In questi mesi si è parlato molto delle difficoltà della Fiorentina e, tra le varie spiegazioni, un tema emerso è lo stadio. Lo hanno detto molti tifosi, lo hanno ribadito opinionisti e lo ha sottolineato anche la società, con Pradè in primis dopo la gara contro il Milan.
L’idea è chiara: giocare in un “mezzo Franchi”, in una struttura provvisoria e poco accogliente, avrebbe tolto certezze alla squadra, limitato il fattore campo e inciso sul rendimento.
Ma a questo punto una domanda è inevitabile: siamo davvero sicuri che lo stadio sposti così tanto?
Per rispondere basta guardare ai numeri della scorsa stagione: la Fiorentina ha avuto un rendimento interno eccellente, nonostante già fossero iniziati i lavori al Franchi. In 19 gare, la Fiorentina ha conquistato 12 vittorie, 4 pareggi e 3 sconfitte, battendo tutte le big tranne il Napoli (mai prima era successo che la squadra vincesse così tante partite in casa contro le grandi e, soprattutto, mai era riuscita a battere tutte e tre le grandi del Nord nello stesso campionato in casa) e risultando la quarta squadra per punti fatti in tutta la Serie A. Dati che raccontano un punto di forza, non certo un limite.
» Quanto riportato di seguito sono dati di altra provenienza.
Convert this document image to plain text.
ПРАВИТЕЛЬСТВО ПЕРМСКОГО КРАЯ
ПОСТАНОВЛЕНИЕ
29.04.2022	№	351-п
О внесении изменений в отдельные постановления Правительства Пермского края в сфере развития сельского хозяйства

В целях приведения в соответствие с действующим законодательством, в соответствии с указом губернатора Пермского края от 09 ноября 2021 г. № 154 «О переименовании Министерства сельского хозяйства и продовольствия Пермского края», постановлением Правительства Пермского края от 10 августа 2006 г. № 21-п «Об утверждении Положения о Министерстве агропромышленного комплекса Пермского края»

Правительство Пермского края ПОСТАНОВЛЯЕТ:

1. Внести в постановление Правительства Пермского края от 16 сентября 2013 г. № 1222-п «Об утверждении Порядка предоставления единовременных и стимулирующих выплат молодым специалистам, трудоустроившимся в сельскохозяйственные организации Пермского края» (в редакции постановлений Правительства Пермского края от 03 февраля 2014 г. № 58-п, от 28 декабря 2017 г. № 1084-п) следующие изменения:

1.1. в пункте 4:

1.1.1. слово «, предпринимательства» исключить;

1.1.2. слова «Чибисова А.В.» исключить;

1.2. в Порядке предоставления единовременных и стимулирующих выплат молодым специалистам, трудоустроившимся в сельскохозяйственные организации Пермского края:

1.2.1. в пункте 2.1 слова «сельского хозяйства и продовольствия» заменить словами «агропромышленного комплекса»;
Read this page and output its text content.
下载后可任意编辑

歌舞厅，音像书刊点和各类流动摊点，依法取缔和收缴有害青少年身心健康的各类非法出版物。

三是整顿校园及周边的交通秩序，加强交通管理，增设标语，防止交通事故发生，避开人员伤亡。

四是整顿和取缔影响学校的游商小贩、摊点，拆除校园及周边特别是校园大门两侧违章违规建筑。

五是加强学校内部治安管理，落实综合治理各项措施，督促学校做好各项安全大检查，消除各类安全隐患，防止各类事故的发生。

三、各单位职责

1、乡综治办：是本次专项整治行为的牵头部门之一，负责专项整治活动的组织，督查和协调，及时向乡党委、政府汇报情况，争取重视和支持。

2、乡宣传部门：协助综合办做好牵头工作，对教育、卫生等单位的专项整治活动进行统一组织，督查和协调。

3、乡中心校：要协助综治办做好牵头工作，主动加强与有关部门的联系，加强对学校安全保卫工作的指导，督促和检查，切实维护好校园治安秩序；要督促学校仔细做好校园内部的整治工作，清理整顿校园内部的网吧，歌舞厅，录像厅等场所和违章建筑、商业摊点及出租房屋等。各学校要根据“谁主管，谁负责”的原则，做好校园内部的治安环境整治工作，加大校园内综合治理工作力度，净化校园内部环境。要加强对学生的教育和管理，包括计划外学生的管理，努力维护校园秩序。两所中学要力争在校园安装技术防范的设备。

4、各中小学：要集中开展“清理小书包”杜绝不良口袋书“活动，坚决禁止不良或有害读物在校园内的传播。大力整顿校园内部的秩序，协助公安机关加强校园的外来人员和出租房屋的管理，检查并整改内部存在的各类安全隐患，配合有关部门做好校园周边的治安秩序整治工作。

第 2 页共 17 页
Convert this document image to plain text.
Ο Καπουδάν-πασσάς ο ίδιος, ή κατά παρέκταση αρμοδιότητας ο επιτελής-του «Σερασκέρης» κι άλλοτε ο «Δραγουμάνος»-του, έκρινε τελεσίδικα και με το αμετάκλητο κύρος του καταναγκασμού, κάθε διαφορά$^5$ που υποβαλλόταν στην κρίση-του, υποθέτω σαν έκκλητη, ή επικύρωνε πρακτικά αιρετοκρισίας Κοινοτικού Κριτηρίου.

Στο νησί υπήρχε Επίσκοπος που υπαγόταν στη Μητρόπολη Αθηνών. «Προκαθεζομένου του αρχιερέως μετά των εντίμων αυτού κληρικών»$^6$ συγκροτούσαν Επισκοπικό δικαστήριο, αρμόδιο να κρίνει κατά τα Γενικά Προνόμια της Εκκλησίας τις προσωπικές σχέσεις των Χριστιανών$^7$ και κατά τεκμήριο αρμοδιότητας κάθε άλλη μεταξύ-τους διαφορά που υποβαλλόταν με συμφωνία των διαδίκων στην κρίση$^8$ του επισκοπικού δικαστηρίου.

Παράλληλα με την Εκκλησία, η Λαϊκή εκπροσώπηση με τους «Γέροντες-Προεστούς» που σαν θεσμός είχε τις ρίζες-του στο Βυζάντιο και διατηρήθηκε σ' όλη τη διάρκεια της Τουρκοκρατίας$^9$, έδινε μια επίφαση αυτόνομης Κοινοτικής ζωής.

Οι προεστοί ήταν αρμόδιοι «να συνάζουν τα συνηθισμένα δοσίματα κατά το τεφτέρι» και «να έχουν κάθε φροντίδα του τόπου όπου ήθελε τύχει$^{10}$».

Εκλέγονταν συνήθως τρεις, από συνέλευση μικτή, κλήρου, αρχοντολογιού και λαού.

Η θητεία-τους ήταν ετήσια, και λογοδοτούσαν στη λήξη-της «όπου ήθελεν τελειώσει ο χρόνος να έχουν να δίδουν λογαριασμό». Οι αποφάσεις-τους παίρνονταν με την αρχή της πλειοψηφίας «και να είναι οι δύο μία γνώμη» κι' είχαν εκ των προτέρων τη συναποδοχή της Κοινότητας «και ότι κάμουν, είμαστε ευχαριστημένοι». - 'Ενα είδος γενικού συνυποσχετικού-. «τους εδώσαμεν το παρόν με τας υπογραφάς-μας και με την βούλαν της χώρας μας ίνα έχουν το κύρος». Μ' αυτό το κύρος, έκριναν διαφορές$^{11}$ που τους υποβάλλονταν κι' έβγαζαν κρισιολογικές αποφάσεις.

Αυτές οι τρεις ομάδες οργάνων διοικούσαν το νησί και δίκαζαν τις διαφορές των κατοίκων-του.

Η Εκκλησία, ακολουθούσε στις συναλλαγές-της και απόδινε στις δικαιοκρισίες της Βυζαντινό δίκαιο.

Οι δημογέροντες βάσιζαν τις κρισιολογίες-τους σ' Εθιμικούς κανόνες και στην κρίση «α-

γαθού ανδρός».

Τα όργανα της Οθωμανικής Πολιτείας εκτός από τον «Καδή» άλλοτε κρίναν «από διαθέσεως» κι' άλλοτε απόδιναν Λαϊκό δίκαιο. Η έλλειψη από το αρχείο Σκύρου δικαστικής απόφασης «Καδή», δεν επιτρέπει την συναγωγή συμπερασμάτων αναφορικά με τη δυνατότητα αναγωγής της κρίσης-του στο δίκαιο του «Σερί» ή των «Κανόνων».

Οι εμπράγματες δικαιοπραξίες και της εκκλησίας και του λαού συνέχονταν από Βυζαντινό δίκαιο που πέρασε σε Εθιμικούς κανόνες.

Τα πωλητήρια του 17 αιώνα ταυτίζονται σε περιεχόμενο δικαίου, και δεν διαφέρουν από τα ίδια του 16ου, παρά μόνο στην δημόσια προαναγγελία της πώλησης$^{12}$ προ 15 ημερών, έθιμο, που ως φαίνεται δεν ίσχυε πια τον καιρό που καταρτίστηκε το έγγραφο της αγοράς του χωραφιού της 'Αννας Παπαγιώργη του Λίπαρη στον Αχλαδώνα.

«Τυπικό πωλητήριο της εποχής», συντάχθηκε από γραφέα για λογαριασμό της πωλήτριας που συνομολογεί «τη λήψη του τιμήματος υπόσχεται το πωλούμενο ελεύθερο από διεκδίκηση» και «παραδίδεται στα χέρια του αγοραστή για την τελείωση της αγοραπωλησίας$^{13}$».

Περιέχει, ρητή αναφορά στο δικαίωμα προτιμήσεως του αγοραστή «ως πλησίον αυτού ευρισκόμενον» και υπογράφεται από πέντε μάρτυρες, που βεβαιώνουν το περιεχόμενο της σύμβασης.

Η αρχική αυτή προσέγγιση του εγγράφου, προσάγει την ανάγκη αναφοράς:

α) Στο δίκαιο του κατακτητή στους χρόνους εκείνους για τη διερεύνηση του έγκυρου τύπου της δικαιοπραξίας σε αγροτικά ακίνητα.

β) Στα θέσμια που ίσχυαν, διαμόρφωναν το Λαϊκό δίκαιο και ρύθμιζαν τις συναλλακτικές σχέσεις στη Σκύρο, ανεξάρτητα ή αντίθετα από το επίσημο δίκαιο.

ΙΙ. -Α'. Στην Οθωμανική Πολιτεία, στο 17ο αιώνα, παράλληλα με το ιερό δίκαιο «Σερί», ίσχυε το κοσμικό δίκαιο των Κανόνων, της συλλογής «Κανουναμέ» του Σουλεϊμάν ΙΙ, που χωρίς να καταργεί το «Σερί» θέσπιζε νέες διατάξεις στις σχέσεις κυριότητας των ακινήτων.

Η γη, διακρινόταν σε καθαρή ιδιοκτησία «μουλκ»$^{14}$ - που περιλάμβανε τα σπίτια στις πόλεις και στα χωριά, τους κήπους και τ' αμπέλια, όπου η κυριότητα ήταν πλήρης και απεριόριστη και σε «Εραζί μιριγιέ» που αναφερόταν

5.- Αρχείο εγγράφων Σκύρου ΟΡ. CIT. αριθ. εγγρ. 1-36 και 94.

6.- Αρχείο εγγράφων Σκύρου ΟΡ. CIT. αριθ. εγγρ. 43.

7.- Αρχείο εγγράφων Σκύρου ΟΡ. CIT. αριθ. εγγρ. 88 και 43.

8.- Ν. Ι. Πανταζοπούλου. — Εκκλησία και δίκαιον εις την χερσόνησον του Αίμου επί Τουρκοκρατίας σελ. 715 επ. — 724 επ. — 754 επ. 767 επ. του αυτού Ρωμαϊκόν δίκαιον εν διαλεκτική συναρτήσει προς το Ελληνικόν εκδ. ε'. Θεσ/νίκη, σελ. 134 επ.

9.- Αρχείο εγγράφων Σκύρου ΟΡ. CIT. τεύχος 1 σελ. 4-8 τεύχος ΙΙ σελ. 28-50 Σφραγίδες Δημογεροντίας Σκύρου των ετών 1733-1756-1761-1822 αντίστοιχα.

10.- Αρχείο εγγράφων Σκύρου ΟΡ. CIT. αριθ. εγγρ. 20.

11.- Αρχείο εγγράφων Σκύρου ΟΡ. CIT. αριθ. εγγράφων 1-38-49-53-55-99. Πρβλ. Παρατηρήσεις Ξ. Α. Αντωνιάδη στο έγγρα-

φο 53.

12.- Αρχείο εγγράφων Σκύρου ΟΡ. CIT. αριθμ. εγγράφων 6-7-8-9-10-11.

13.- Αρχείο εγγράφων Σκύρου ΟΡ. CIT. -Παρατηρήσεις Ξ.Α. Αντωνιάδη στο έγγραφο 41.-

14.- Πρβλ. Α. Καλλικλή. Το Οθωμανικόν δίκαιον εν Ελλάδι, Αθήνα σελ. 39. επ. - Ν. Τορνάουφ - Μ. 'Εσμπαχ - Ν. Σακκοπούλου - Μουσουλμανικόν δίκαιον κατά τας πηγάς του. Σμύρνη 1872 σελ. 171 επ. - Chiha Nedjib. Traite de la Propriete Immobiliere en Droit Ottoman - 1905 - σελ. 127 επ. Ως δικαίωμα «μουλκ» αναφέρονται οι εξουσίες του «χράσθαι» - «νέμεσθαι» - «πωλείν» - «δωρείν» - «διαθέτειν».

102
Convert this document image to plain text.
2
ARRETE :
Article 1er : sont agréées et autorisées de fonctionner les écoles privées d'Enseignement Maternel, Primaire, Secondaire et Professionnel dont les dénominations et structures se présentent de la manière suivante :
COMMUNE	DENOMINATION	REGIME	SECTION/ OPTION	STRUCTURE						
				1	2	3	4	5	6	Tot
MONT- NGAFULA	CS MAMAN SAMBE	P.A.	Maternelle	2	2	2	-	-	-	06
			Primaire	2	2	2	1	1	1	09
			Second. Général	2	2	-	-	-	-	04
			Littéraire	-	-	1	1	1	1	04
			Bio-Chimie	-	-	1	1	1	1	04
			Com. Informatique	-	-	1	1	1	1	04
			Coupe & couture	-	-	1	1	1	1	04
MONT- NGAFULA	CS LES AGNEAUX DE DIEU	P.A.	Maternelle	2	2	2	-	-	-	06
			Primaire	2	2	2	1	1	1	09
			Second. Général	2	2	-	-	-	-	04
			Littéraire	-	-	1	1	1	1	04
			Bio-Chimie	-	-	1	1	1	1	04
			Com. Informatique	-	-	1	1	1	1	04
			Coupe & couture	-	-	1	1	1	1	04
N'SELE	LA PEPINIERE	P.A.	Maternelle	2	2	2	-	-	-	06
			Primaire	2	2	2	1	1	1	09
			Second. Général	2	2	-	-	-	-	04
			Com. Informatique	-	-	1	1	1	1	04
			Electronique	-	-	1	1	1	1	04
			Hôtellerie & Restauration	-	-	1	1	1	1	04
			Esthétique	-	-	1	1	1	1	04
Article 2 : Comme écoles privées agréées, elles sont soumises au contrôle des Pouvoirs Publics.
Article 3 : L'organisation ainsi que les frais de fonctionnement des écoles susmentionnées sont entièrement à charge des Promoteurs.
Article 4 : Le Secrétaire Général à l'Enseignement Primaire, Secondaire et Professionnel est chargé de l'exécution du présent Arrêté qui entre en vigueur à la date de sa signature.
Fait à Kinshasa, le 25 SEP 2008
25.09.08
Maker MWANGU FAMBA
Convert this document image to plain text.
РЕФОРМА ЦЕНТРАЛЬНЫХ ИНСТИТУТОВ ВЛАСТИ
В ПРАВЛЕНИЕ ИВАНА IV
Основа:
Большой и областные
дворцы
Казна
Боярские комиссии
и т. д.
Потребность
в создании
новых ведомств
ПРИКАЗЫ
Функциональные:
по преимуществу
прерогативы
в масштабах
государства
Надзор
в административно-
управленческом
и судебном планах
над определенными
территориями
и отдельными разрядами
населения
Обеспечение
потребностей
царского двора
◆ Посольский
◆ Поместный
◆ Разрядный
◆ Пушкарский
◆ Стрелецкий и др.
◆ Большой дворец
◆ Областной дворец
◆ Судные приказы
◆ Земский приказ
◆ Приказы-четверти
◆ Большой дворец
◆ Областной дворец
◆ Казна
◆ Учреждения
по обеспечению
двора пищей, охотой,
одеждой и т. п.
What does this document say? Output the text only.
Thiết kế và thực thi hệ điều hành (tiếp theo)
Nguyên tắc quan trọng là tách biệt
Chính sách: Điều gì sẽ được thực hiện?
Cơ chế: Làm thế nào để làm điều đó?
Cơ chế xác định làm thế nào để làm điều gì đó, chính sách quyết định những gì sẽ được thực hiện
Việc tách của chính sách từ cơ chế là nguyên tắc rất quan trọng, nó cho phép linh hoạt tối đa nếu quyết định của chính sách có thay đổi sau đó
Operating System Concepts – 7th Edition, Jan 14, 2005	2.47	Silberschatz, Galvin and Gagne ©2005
E se servisse un esempio ancora più significativo, ecco l’Atalanta. Ha giocato cinque anni tra lavori, cantieri, settori chiusi, capienza ridotta e spostamenti continui. Cinque anni in cui, teoricamente, il fattore campo avrebbe dovuto penalizzare fortemente la squadra.
E invece, proprio in quel periodo, l’Atalanta ha costruito il ciclo più straordinario della sua storia recente: tre qualificazioni in Champions League, una in Europa League, due finali di Coppa Italia e, soprattutto, una Europa League vinta.
Un percorso di crescita costante, arrivato nonostante, e non grazie, a uno stadio in perenne ricostruzione.
Tutto questo non significa negare che il Franchi attuale possa avere un suo peso.
Giocare in un impianto dimezzato, con settori transennati e condizioni poco dignitose, incide sicuramente sull’atmosfera, sull’entusiasmo, sull’impatto emotivo degli incontri. Un’influenza minima c’è e sarebbe negarlo sarebbe poco onesto.
Ma i numeri e gli esempi, soprattutto quelli recenti, dimostrano chiaramente che a determinare i risultati conta molto di più ciò che accade in campo, piuttosto che lo stadio in cui si gioca. Competenza, programmazione, qualità tecnica, idee e organizzazione: sono questi i fattori che determinano il rendimento di una squadra nel lungo periodo.
Lo stadio può aiutare o complicare, sì. Ma vincere, crescere e costruire un’identità dipende soprattutto dal resto, e la storia di Fiorentina e Atalanta lo dimostra chiaramente.